Graham Sustainability Institute

Sustainable Food Program Releases Annual Report, Shows Efforts Toward Goals

Friday, March 15, 2013

The recently released annual report by the University of Michigan Sustainable Food Program highlights the efforts made by its members toward the group’s three core goals: producing food, furthering education, and building community.

A key accomplishment of the group was the development of a sustainable foods farm at the Matthaei Botanical Gardens. With the help of volunteers and a $42,000 grant from the Planet Blue Student Innovation Fund, UMSFP cultivated more than 700 pounds of food last summer. Following the success of the farm’s first year, the Matthaei Botanical Gardens offered the group two additional acres to expand their Campus Farm in 2013.

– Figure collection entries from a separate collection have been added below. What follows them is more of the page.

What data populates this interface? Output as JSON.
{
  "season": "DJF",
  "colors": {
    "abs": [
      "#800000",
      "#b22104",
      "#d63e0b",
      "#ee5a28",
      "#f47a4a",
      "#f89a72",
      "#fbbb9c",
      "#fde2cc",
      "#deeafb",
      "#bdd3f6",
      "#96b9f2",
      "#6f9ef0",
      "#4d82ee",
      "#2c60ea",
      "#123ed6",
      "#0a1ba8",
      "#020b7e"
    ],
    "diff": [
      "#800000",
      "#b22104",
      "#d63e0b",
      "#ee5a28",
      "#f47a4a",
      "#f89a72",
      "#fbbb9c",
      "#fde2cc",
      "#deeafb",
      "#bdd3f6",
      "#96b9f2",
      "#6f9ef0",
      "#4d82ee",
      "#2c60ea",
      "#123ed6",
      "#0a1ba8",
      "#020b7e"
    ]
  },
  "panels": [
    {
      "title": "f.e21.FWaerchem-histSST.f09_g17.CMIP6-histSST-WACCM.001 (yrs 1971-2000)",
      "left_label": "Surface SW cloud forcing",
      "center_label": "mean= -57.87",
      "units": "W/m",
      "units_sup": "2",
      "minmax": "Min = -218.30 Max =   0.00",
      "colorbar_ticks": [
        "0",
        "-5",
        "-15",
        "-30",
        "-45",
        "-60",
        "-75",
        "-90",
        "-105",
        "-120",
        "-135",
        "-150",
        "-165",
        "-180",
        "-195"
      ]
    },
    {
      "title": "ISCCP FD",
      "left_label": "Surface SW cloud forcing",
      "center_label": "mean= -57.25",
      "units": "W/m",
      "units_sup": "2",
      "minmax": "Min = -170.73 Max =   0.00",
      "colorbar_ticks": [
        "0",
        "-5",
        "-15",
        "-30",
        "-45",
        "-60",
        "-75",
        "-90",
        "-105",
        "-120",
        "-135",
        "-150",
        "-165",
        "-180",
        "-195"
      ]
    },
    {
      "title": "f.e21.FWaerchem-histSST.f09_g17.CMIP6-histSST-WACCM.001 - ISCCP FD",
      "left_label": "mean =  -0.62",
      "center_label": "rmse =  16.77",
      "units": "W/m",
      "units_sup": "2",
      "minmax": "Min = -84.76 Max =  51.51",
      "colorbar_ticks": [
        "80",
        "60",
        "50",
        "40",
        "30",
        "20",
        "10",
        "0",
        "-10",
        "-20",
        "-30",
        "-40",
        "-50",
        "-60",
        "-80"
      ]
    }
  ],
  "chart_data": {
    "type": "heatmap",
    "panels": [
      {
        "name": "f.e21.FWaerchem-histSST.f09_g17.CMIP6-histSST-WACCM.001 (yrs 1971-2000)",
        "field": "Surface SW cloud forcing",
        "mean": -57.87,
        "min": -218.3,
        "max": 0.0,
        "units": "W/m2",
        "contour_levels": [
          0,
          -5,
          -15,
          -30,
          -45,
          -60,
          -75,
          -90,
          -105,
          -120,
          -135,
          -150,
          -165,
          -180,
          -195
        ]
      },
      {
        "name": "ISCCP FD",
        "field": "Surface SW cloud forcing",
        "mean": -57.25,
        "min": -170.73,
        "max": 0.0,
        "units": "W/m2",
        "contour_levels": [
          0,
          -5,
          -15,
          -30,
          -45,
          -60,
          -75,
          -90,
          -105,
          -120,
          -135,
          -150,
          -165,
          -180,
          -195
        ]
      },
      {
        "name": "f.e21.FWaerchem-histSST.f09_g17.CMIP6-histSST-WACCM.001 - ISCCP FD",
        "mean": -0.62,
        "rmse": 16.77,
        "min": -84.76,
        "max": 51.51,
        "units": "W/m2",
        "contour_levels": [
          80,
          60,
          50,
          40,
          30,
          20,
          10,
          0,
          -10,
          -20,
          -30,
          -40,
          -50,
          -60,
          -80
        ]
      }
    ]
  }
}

Other achievements made by UMSFP’s 10 member groups that further support the program’s goals inlcude: 

  • The Ann Arbor Student Food Co.’s initiated a program to sell fresh fruits and vegetables to students on campus.
  • The Consortium on Agriculture, Food and the Environment held its first annual Sustainable Food Careers Symposium, complete with panel discussions, guest speakers and audience of more than 130 people.
  • The Permaculture Design Team developed a satellite garden on campus using permaculture methodology, a branch of sustainable architecture modeled after natural ecosystems. This was achieved through a project for ENVIRON 391 course “Sustainability and The Campus.”
  • The Michigan Sustainable Foods Initiative promoted using reusable drink containers on campus through their Free Thermos Giveaway initiative.

To further educate and build community in 2013, UMSFP plans to expand the classes it works with by partnering with a freshman engineering course and landscape architecture studios. The program is also working to connect students and staff to sustainability resources across the U.S. by securing space for its Sustainable Food Resource Center.